Most people do not realize this, but when you type in split times in Google Sheets like this 05:21 - the values automatically change into an hour-minute format following HH:MM when someone was intending the data to be minute-seconds. We have found that if you enter the data in the format 00:05:21 - this automatically sets the data as hh:mm:ss with the data showing up correctly as minutes and seconds. This format is correct. Since Flats or Spikes is used for timing events longer than an hour, we must ensure that we follow this format and do exports correctly.
We fundamentally believe you should never type data into spreadsheets — this is why we built Flats or Spikes — but if you want to use our export functionality for archival purposes or ancillary calculations, we want to make sure this can be done correctly.

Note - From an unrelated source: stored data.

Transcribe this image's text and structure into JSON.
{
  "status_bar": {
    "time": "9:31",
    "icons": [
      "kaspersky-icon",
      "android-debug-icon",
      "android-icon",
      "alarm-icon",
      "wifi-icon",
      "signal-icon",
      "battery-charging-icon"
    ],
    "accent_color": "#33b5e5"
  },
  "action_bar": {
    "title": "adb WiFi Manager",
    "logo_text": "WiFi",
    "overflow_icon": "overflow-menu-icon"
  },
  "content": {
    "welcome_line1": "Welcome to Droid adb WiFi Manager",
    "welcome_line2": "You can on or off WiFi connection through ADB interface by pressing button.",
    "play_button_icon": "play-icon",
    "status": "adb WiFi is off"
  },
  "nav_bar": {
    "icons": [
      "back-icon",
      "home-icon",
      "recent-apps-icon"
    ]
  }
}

Show Google Sheet Data in MM:SS Format
Post-September 14th, 2021
Google sheets data is now directly exported in this format.
Pre-September 14th, 2021
You can do this in a number of ways — but essentially you are just changing the format of the display. To make your data show up in MM:SS format, one has to go to the format menu → number → custom format then type into that space MM:SS. All of your data will show up in the MM:SS format everyone likes to display.
Video: Change format of data to MM:SS
Calculating Split Times from Flats or Spikes Export Google Sheets
Post - September 14, 2021
We adjusted the export of data to google sheets to be formatted directly as duration and shows up in mm:ss format for times less than an hour and hh:mm:ss for times greater than an hour.
Pre - September 14, 2021
The old way: The best way to do additional calculations with our spreadsheet data is to format the data first then calculate. If you calculate first, Google Sheets will give you a value in decimal value (decimal days) which is correct but also must be changed to the MM:SS format for proper display. If you format the data properly and then calculate, Google Sheets will carry the number formatting through correctly.
Video: Showing Format and Calculation in Google Sheets
Copy to Excel and Formatting to MM:SS
Excel handles the copy to Excel much better and automatically recognizes the hh:mm:ss format when copying from Google Sheets, where Flats or Spikes automatically downloads data. You then have to set the data format to display in MM:SS data format.